Спектакли начали устраивать в с. Преображенском, где по особому указу была возведена «комедийная хоромина». Первая пьеса, поставленная осенью 1672 г., по одним сведениям, называлась «Комедия о королеве Эсфири и о высокомерном Амане», по другим «Артаксерксово действо». Как сообщается, к библейским сюжетам Грегори относился свободно и если выбирал именно их, то единственно для того, чтобы театр не прослыл у москвичей бесовской потехой. Грегори работал на родном языке, но пьесу было решено ставить по-русски (царь иностранными языками не владел), и несколько толмачей Посольского приказа перевели ее на русский. Не обошлось без недоразумений – переводчик, которому была отдана первая часть, писал стихами, но в середине пьесы действующие лица перешли на прозу. Несмотря на это, спектакль произвел на царя очень хорошее впечатление, возможно, потому, что главный герой постановки Артаксеркс выглядел разумным и справедливым правителем. Есть сведения, что за первый же спектакль Грегори получил 40 соболей «во 100 рублев, да пару в восемь рублев» (артисты получали по 4 деньги в день). Надо полагать, что он вполне отработал этот доход – помимо драматургического труда он немало повозился с творческим коллективом (64 молодых человека и подростка были отобраны им по результатам кастинга в московских заведениях и среди иностранцев). История хитрой Эсфири представляла собой грандиозное представление, продолжавшееся 10 часов, после которого зрители, как сообщается, дружно отправились в баню, чтобы как-то избавиться от допущенного греха. Зимой спектакль был повторен в Москве.

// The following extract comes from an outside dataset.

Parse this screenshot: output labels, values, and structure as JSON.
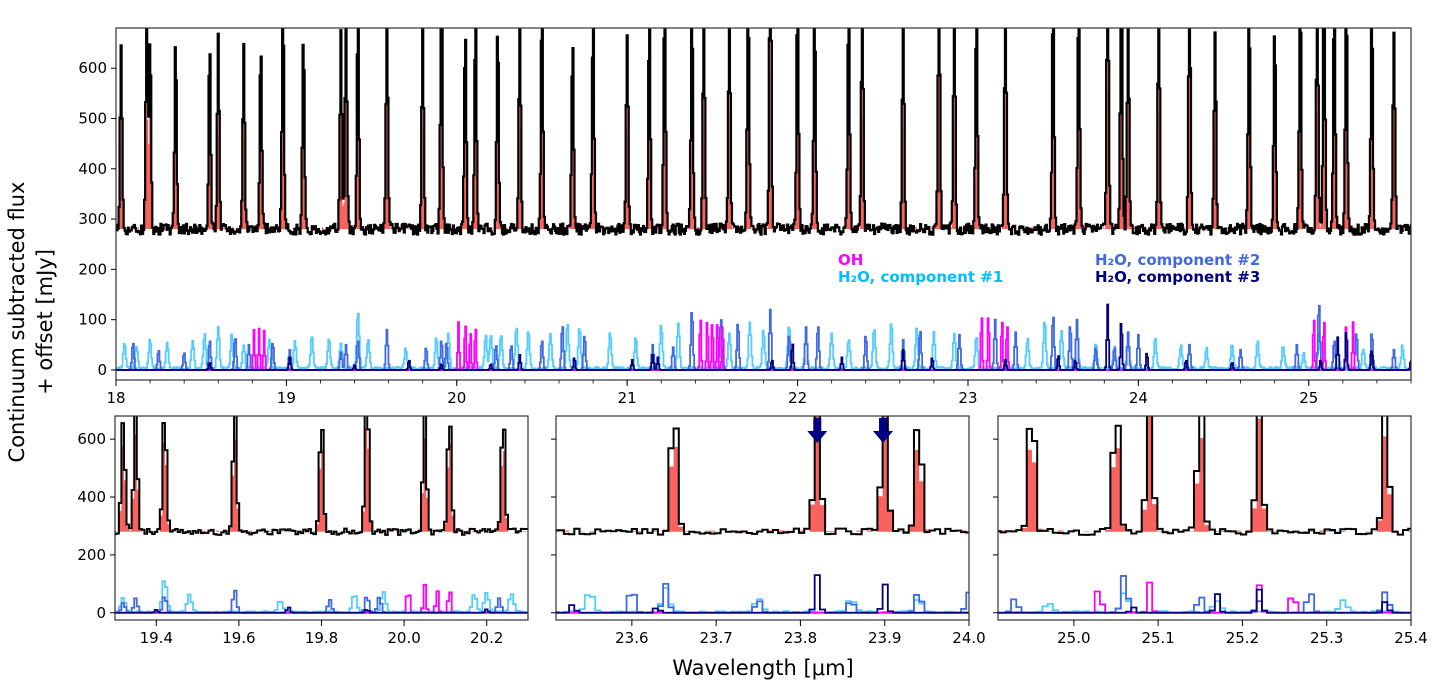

После великого поста в 1673 г. была поставлена «История в лицах о праведном Товии», год спустя «Юдифь», в которой полководец Олоферн объяснялся с героиней в таких выражениях: «Не зрише ли, прекрасная богиня, яко сила красоты твоея мя уже отчасти преодолевает? Смотрю на тя, но уже и видети не могу. Хощу же говорити, но языком больши прорещи не могу. Хощу, хощу, но не могу же, не тако от вина, яко от силы красоты твоея низпадаю!». Позднее Грегори представил на суд зрителей пьесу об Адаме и Еве. Кроме духовных, Грегори дал и чисто светскую драму «Темир-Аксаково действо», переработанную пьесу Марло. Для оживления действия был выведен типичный шут с самыми грубыми приемами, выражавшимися в обжорстве и побоях; вообще же направление постановок Грегори характеризовалось как «потешное и радостное». Окрыленный успехом иноспециалист поставил даже языческую драму об Орфее и Эвридике – для духовенства патриархальной Москвы настали нелегкие времена.

Грегори было также поручено преподавание в театральной школе, где обучалось 26 человек (Васька Мешалкин, Михаил Белянинов и др.), но, судя по всему, распределения они не дождались. После кончины царя, в связи с нерасположенностью его преемника Федора к таким удовольствиям (по другим сведениям, из-за смерти Грегори), театр был ликвидирован царским указом в 1676 г.